Наташа завязала второй ботинок и выпрямилась, смерив начальника холодным зеленым взглядом сверху вниз. Глянцевая лысина Рогачева едва ли доставала ей до подбородка. Метр с кепкой, а туда же…

– Ну-ка, ну-ка, интересно, – не отвязывался Рогачев. – Что же это за необходимость такая?

– Говорю же, Константин Сергеевич, грибы собирала. На суп.

Рогачев рассердился.

– Да что ты мне голову морочишь?! Что я, не видел… – он вдруг сообразил, что проболтался и бездарно изобразил приступ кашля. – Кха! Кхм!… Что я, не знаю, что ли? Шашни крутишь в рабочее время, Соловьянова! Разлагаешь мне экспедицию! Да еще врешь в глаза! Где они, твои грибы? Покажи!

– Вот, – Наташа наклонилась и подняла из травы полное лукошко подосиновиков.

Начальник осекся.

– Это… как это? Откуда?!

А ведь он, подлец, от самого лагеря следил, подумала Наташа. Знает, что никакого лукошка не было.

– Пойду я, Константин Сергеевич. Обед варить пора…

Она попыталась обойти грузную фигуру Рогачева, но тот уже оправился от шока и удержал ее за руку.
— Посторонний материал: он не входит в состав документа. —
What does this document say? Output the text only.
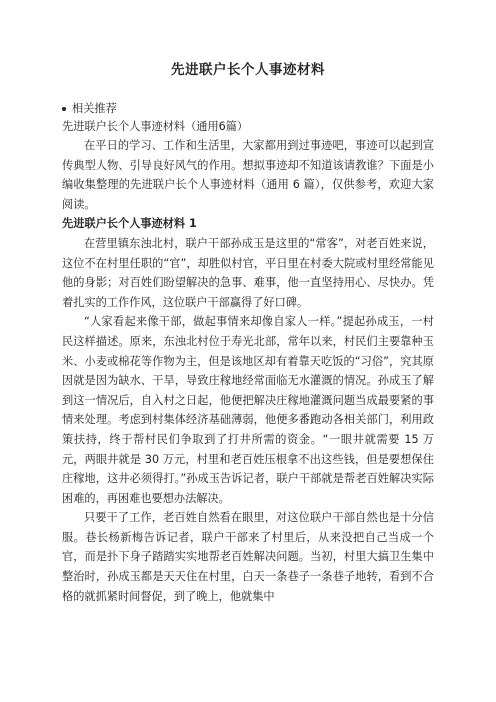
先进联户长个人事迹材料

相关推荐

先进联户长个人事迹材料（通用6篇）

在平日的学习、工作和生活里，大家都用到过事迹吧，事迹可以起到宣传典型人物、引导良好风气的作用。想拟事迹却不知道该请教谁？下面是小编收集整理的先进联户长个人事迹材料（通用 6 篇），仅供参考，欢迎大家阅读。

先进联户长个人事迹材料 1

在营里镇东浊北村，联户干部孙成玉是这里的“常客”，对老百姓来说，这位不在村里任职的“官”，却胜似村官，平日里在村委大院或村里经常能见他的身影；对百姓们盼望解决的急事、难事，他一直坚持用心、尽快办。凭着扎实的工作作风，这位联户干部赢得了好口碑。

“人家看起来像干部，做起事情来却像自家人一样。”提起孙成玉，一村民这样描述。原来，东浊北村位于寿光北部，常年以来，村民们主要靠种玉米、小麦或棉花等作物为主，但是该地区却有着靠天吃饭的“习俗”，究其原因就是因为缺水、干旱，导致庄稼地经常面临无水灌溉的情况。孙成玉了解到这一情况后，自入村之日起，他便把解决庄稼地灌溉问题当成最要紧的事情来处理。考虑到村集体经济基础薄弱，他便多番跑动各相关部门，利用政策扶持，终于帮村民们争取到了打井所需的资金。“一眼井就需要 15 万元，两眼井就是 30 万元，村里和老百姓压根拿不出这些钱，但是要想保住庄稼地，这井必须得打。”孙成玉告诉记者，联户干部就是帮老百姓解决实际困难的，再困难也要想办法解决。

只要干了工作，老百姓自然看在眼里，对这位联户干部自然也是十分信服。巷长杨新梅告诉记者，联户干部来了村里后，从来没把自己当成一个官，而是扑下身子踏踏实实地帮老百姓解决问题。当初，村里大搞卫生集中整治时，孙成玉都是天天住在村里，白天一条巷子一条巷子地转，看到不合格的就抓紧时间督促，到了晚上，他就集中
– Погоди, Наталья. Куда грибы-то?

– В суп. Не все же людям концентратом давиться!

– Ты мне не потрави экспедицию! – Мхат изобразил на лице юмористическую ухмылку.

– Я вам на пробу принесу. Первому, – отшутилась Наташа.

– Вот! Правильно. Заходи! – оживился начальник. – А то никакого от тебя внимания руководству!

Он попытался притянуть Наташу к себе, играя нахлынувшую страсть, но тут у него за спиной вдруг громко хрустнула ветка. Рогачев живо убрал руки и обернулся. Поблизости никого не было.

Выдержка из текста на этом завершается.